On the third day of the Nova Scotia election campaign, the agency that runs the election is making news. CTV News has learned Elections Nova Scotia has hired an Ontario company to print hundreds of thousands of voter information cards.
The contract for the voter cards was awarded without tender to a company called Gilmore Doculink, based in Kanata, Ontario.
For the last several election cycles, Gordon Russell and his 26 employees at Russell Marketing in Lower Sackville, were subcontracted to print and mail voter information cards for Elections Nova Scotia.
“I knew we probably wouldn't be doing it because I hadn't heard anything,” says Russell Marketing president Gordon Russell. “I just decided to ask where it was being done because there are lots of people in Nova Scotia that can do this work.”
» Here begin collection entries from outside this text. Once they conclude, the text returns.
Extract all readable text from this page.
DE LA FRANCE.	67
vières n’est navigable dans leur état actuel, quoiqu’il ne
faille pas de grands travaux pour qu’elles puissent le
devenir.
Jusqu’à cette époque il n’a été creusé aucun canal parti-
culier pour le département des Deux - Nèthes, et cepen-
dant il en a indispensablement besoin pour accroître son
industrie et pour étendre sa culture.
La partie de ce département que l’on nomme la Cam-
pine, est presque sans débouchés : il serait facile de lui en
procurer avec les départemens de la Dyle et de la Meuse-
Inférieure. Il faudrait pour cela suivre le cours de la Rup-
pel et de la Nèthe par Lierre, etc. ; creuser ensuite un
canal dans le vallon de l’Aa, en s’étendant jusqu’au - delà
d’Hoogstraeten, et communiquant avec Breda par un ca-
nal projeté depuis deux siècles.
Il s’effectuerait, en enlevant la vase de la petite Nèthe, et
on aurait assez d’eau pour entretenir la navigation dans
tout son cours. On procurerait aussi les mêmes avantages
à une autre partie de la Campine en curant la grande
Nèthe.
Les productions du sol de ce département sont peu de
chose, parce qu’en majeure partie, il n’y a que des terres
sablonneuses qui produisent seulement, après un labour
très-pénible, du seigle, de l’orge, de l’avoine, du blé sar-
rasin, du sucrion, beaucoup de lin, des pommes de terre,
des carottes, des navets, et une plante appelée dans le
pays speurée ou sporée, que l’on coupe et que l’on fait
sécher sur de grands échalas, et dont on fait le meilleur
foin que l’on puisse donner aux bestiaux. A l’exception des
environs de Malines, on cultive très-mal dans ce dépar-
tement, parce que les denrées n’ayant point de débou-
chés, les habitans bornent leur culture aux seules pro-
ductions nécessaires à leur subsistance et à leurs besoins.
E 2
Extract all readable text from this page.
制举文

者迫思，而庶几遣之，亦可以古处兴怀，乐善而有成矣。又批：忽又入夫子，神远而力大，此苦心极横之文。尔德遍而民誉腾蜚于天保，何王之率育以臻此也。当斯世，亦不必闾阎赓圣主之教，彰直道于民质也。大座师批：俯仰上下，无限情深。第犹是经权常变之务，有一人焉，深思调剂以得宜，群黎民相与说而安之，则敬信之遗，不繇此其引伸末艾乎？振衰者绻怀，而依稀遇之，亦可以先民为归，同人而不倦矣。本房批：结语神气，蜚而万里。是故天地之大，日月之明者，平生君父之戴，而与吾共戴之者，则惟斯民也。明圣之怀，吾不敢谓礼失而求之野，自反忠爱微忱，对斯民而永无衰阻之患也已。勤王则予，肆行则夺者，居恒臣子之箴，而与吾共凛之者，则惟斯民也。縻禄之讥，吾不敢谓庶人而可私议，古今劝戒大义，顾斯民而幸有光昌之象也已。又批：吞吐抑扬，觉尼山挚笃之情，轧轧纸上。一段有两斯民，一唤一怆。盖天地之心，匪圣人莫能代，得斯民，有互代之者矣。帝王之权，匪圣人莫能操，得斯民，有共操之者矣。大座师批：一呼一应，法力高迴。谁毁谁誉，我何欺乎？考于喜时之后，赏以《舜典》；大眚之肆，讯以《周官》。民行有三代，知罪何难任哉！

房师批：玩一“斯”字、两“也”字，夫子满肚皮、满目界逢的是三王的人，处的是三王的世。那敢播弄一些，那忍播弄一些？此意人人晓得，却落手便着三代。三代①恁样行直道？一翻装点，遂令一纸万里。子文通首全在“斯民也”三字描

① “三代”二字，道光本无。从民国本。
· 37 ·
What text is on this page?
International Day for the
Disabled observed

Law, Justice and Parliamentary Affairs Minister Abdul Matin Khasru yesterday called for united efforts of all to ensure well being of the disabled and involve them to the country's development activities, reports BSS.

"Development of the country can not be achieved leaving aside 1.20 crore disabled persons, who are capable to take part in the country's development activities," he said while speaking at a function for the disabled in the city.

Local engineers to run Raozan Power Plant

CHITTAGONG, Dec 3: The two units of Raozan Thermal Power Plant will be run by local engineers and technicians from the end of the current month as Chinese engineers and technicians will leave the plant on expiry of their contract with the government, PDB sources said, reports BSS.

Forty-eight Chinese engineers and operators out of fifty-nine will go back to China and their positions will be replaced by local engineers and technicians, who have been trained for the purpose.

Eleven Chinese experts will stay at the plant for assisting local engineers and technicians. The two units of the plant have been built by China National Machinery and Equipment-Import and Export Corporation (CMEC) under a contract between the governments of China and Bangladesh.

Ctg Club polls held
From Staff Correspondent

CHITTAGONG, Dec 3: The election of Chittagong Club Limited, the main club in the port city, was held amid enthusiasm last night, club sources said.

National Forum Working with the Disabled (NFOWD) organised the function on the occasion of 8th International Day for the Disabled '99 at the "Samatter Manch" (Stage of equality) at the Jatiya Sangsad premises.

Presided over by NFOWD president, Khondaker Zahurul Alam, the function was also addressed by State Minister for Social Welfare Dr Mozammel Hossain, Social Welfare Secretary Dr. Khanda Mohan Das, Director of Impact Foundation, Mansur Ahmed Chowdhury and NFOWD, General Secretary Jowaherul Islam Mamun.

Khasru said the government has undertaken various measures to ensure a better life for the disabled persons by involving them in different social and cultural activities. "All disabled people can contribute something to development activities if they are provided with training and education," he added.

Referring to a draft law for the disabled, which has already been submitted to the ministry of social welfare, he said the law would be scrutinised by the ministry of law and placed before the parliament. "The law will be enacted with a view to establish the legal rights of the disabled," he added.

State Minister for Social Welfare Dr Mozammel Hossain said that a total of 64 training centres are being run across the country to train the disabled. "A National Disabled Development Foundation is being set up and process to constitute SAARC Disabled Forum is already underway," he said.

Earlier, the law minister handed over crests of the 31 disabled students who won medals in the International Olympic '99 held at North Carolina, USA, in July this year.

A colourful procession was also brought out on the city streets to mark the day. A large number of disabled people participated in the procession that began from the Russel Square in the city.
The company that was awarded the contract in 2013 was based in Halifax, but it has since been bought out; Russell says he is among several local companies that could take over the work, but that didn’t happen.
“Sure you can get it done cheaper in Ontario, but you can get it done right here, and create jobs.”
Voter information cards cannot be printed ahead of the election call, but they must be ready quickly.
“We didn't have the amount of time available to prepare all of the documentation to go forward with a tendering process,” says Andy LeBlanc with Elections NS. “We had to find someone who has all kinds of experience in that.”
This year, Elections Nova Scotia is distributing more materials along with voter information cards than it has in the past. The contract for this year isn't finalized, but in 2013 it was worth just shy of $95,000.
Nova Scotians can expect to see a voter information card in their mailbox by mid-May.
The ballots to be filled out on election day will be printed in Nova Scotia.